Ripple has experienced significant success in the stablecoin sector since launching its Ripple USD (RLUSD) stablecoin in 2024.
With a market cap of $1.56 billion, it is considered a major regulated player in the market.
No doubt the platform was pleased to learn through its own survey that financial leaders were most bullish about stablecoins.
Roughly three-quarters of respondents believed they could boost cash-flow efficiency and unlock trapped working capital.
Ripple noted that finance leaders were thinking about stablecoins as more than “just a new way to execute payments”; instead, they viewed them as effective tools for treasury management.
In March 2026, Ripple began testing a new trade finance model built around RLUSD in a bid to increase the speed of cross-border payments.
The pilot initiative, developed alongside supply chain finance company Unloq [https://unloq.com], is running on the XRP Ledger inside a testing framework developed by the Monetary Authority of Singapore.
The Asian city-state is one of the platform’s biggest growth markets.
The idea behind the project is to see whether stablecoin-based settlement can streamline trade finance, too often hampered by reliance on intermediaries and slow reconciliation.
The only potential drawback is that if the initiative takes off, the Ripple to USD price could be negatively affected.
Ripple has always championed its native XRP token as a bridge asset, the “middleman” in the process of a financial institution turning dollars in the US into pounds in the UK, for example.
Ripple converts dollars into XRP and then back into pounds.
If RLUSD can do exactly the same thing, questions will be asked about XRP’s relevance.
That is a bridge Ripple will have to cross if it gets to that point.
Tokenisation Partners
Another interesting finding from Ripple’s survey is that most banks and asset managers are seeking tokenisation partners to help execute their strategies.

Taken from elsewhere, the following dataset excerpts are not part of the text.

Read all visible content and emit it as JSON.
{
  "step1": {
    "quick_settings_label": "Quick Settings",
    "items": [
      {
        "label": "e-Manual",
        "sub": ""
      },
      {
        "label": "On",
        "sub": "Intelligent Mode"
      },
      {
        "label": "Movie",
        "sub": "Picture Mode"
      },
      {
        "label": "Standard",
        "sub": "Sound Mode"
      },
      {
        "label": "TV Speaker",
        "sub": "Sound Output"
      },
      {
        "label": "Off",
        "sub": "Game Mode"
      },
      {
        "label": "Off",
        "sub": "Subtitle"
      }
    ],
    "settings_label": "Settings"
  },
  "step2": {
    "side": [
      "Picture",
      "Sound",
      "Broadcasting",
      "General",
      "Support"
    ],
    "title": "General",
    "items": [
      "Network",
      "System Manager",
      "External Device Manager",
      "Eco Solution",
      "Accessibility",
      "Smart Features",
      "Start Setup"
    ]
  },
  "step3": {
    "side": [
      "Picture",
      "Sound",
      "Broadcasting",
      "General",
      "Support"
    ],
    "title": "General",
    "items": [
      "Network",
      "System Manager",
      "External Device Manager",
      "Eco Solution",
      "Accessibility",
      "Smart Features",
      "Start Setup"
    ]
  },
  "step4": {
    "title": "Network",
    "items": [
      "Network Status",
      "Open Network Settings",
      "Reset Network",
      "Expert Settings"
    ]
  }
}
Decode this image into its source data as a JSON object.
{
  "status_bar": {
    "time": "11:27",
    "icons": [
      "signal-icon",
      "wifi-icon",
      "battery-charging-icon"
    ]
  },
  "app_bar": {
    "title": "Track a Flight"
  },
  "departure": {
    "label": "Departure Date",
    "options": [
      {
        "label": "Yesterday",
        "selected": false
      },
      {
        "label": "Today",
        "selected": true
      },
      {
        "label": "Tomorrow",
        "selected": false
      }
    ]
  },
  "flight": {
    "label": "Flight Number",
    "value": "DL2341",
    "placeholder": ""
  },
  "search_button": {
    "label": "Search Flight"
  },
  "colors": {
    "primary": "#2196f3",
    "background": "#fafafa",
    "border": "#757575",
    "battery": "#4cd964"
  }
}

Some 89% of respondents said digital asset storage and custody were top priority. “Token servicing/lifecycle management also ranks highly for banks at 82%, while asset managers place greater emphasis on primary distribution at 80%,” Ripple found.
The survey also revealed that just more than half of fintechs and financial institutions want an infrastructure provider that can offer a “one-stop-shop solution”. This rose to 71% among corporate financial leaders.
Ripple attributes this to institutions and firms wanting uncomplicated, cohesive systems.
Infrastructure Rules
In its final analysis, Ripple says companies across the board are looking for partners and solutions that are “secure, compliant, battle-tested and that enable growth and execution”.
“The message is clear: infrastructure decisions made today will shape competitive positioning tomorrow.”
No surprise that this is precisely where Ripple is placing much of its focus.